Example: A commercial builder’s internal audit department had evidence that the company’s controller had used company funds to pay personal expenses. The company terminated the controller without any additional investigation because his supervisors felt the documentation showed a clear pattern of fraud.The controller sued the company for wrongful termination.
Since the company failed to complete a rigorous investigation, including an interview of the controller, its legal counsel advised that the company settle the matter out of court.
Mistake #2: Letting Word of an Investigation Get Out.
Example: A large hotel chain determined that employees in one of the company’s hotels were stealing their guest’s credit card numbers to presumably engage in identity theft crimes. Managers shared their suspicions with one of the hotel’s supervisors. Unfortunately, the supervisor was actually involved in the fraud. She notified fellow perpetrators that management was hot on the trail.
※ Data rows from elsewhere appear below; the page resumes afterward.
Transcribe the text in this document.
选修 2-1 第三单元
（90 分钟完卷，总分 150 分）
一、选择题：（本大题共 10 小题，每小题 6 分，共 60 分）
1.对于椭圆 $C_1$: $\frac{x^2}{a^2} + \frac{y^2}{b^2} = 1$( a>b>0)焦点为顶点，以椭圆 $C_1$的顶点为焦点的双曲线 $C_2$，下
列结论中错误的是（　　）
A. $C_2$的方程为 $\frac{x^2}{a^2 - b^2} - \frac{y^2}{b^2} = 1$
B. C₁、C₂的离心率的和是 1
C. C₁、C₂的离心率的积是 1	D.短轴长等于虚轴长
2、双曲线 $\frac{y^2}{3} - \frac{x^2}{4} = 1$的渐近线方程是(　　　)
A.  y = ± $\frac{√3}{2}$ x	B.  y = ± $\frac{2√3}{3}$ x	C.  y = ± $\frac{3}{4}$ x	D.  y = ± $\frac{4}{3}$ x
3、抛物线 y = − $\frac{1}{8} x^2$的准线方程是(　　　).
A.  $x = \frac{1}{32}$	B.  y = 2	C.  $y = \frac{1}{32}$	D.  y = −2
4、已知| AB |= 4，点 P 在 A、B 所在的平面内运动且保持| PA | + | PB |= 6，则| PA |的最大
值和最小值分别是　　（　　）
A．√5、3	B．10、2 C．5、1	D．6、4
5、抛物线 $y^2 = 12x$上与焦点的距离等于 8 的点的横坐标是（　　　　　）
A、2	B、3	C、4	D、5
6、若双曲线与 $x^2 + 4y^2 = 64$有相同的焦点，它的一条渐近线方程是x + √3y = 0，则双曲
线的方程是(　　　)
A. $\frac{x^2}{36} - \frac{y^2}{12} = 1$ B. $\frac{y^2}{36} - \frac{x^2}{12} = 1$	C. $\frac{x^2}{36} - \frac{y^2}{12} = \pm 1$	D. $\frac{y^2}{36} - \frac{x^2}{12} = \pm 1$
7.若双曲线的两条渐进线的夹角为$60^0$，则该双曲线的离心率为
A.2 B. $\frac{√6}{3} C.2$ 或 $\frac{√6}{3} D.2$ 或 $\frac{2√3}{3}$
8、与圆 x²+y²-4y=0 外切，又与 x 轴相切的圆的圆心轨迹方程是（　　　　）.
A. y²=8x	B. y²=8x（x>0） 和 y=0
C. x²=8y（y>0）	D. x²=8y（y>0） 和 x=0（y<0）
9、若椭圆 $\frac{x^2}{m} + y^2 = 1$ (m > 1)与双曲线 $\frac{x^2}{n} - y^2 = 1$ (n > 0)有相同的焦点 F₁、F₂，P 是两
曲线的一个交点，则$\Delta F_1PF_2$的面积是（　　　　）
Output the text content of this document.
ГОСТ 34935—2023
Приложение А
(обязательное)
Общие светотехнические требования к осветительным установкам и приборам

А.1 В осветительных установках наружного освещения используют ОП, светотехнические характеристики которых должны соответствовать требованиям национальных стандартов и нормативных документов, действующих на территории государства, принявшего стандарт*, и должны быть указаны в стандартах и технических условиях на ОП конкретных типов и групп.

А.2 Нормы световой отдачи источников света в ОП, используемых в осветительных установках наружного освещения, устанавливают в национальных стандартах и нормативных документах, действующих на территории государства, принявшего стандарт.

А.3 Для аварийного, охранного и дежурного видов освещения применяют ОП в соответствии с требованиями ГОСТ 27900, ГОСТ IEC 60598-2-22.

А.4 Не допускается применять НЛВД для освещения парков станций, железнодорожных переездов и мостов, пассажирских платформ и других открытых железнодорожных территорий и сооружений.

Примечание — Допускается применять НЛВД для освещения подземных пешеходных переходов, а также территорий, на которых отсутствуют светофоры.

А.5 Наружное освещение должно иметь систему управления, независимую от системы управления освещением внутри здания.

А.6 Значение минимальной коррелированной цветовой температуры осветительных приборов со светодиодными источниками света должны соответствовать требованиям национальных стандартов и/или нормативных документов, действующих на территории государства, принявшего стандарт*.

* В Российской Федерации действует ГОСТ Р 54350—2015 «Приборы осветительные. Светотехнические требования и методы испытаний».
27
The employees destroyed numerous notebooks that allegedly contained detailed records about the theft ring and the credit numbers stolen. Without this evidence, the hotel had to spend considerable time and effort building a case against the employees.
Mistake #3: Proceeding without Notifying Legal Counsel and Forensic Accounting Professionals.
Example: An internal fraud investigator for a retailer suspected that one of the company’s employees was part of a shoplifting ring. The internal fraud investigator contacted local police to share her suspicions. The police did not have a detective available right away to interview the suspect. However, the police faxed the company’s investigator a list of questions to ask. The investigator conducted an interview where she asked the employee all of the questions from the police. Since the company’s investigator conducted the interview at the request of law enforcement, the employee should have been read his Miranda rights. (It is generally not required in a company investigation.)
If the company’s investigator had consulted with legal counsel prior to conducting the interview, she would have been informed that any statements gathered during the interview violated the employee’s Miranda rights and most likely would be be suppressed by a judge.
Mistake #4: Failing to Maintain a Document Trail.
Example: An employee was terminated by a landscaping company for stealing supplies for his own side business. The employee filed a claim with Equal Employment Opportunity Commission alleging racial discrimination. The company provided the EEOC a copy of its documents from the investigation.
Unfortunately, several crucial pieces of evidence were missing from the files. In the absence of direct evidence demonstrating the employee’s guilt, the employer was subsequently fined by the EEOC.
Mistake #5: Not Realizing that U.S. Practices Don’t Apply Overseas.
Example: An American corporation uncovered suspected fraudulent activity by an employee based in Paris, France. As soon as the company was made aware of the allegations, managers immediately dismissed the employee and then conducted an investigation to determine the true extent of the fraud. They were able to determine that the individual had misappropriated approximately $50,000. However, at no point during the investigation did they consult an attorney with experience in French labor law.
The company violated numerous aspects of that country’s law. The French courts ordered that the employee be reinstated, receive back pay and the company was forced to pay all of the employee’s legal costs.
Mistake #6: Not Holding Executives to the Same Standards.
Example: A regional airline was notified via their confidential hotline that a Vice President had stolen frequent flier mile rewards for his personal use. The VP’s boss expressed a great deal of skepticism and would only allow the investigation to proceed if multiple employees corroborated the allegations. Prior to confronting the VP, the company interviewed more than twenty employees. Not surprisingly, the executive became aware of the investigation and created a plausible explanation for the use of the rewards. Without compelling evidence to support termination, the Vice President remained employed and was even subsequently promoted.
Not only can special treatment of an executive result in significant financial losses from that individual, it can lead to subsequent losses from others in the company.